Information on private life may be highly sensitive even if it is correct as such, and its publication may thus create suffering. Additional suffering is no doubt caused where the information is published in a nation-wide tabloid. As noted by the District Court, the amount of compensation for non-pecuniary damage was to be based on an equitable assessment once A. had provided sufficient evidence of her suffering.

The present case must be seen as being part of the Supreme Court's emerging case-law. The amounts awarded did not significantly differ from the prevailing domestic practice, nor were they disproportionate for the purposes of Article 10 § 2.

Taking into account the margin of appreciation left to the Contracting States in such circumstances, the Government consider that the domestic courts, in the circumstances of the case, interfered with the exercise of the applicants' right in a manner which was proportionate to the legitimate aim pursued and by relying on “relevant and sufficient” reasons.

The applicants maintain their complaint. The events which they had reported had occurred in A's constituency, where they had already become well known as a result of reports by local media as well as a national television channel. As a member of Parliament, A. could not be characterised as a private person in the context at hand. Nor did the applicants disseminate any explicitly private information. The courts' reliance on the Parliament Act was arbitrary inasmuch as it was enacted for the purpose of protecting members of Parliament in the exercise of their public office while in session.

The applicants furthermore contend that the award of compensation for A.'s mental suffering was exorbitant. By way of example, the courts have assessed such suffering experienced by victims of rape or armed robbery at up to FIM 50,000 (about EUR 8,400), whereas the damages awarded to A. totalled FIM 125,000 (over EUR 20,000). In sum, the interference with their freedom of expression was disproportionate to the legitimate aim advanced by the Government.

The Court considers, in the light of the parties' submissions, that the complaint raises serious issues of fact and law under the Convention, the determination of which requires an examination of the merits. The Court concludes therefore that this complaint is not manifestly ill-founded within the meaning of Article 35 § 3 of the Convention. No other ground for declaring it inadmissible has been established.

2. The applicants also complain, under Article 6 § 2 of the Convention, as the Freedom of Press Act establishes an a priori presumption of guilt with regard to Mr Karhuvaara as an editor-in-chief. The invoked provision reads as follows:

“Everyone charged with a criminal offence shall be presumed innocent until proved guilty according to law.”

The Court would reiterate that in principle the Convention does not prohibit presumptions of fact or of law.
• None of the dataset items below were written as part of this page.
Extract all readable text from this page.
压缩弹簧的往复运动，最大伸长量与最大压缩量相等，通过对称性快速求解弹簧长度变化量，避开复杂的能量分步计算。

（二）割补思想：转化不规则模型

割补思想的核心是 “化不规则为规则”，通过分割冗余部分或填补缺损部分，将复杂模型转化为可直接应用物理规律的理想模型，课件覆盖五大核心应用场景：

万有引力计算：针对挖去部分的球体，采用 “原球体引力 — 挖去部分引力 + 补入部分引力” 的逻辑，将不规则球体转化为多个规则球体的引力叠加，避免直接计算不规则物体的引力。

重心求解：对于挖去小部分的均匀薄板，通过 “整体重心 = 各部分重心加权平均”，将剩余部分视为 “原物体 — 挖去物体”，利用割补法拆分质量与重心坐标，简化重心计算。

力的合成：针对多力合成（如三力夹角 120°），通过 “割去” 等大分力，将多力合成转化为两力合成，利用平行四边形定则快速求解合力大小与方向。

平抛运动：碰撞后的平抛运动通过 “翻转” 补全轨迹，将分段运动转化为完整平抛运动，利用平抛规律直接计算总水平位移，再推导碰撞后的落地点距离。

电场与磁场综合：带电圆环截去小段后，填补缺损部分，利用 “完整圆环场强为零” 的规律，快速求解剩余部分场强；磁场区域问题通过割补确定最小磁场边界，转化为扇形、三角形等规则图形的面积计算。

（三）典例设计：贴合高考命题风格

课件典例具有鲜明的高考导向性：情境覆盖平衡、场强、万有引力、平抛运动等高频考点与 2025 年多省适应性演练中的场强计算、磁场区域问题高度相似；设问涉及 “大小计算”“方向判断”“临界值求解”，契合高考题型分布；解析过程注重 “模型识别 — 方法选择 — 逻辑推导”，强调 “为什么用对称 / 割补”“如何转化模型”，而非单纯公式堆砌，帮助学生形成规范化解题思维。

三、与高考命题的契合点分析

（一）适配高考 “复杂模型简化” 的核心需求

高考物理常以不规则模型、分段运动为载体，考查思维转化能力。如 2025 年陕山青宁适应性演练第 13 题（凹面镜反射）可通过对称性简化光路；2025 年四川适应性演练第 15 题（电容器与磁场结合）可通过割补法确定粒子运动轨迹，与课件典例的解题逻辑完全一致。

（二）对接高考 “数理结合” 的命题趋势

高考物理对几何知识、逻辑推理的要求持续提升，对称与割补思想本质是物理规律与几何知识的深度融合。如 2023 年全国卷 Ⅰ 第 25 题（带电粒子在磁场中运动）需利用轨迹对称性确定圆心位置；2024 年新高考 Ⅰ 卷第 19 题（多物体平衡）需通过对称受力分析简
In the field of criminal law, however, it does require the Contracting States to confine such presumptions within reasonable limits which take into account the importance of what is at stake and maintain the rights of the defence (see, as the most recent case-law, Radio France v. France , 53984/00, § 24, 30 March 2004).

In the present case the Finnish courts, in convicting Mr Karhuvaara, relied on section 32 of the Freedom of the Press Act (in its then form* ) according to which an editor-in-chief was / is ultimately responsible for any original material published in his or her newspaper or periodical, regardless of whether he or she has been familiar with its content.

The Court is satisfied that the Finnish courts did not apply domestic law in a way which conflicted with Mr Karhuvaara's right to the presumption of innocence under Article 6 § 2.

It follows that this complaint is manifestly ill-founded and must be rejected in accordance with Article 35 §§ 3 and 4 of the Convention.

For these reasons, the Court unanimously

Declares admissible, without prejudging the merits, the applicants' complaint concerning the alleged violation of their freedom of expression ;

Declares the remainder of the application inadmissible.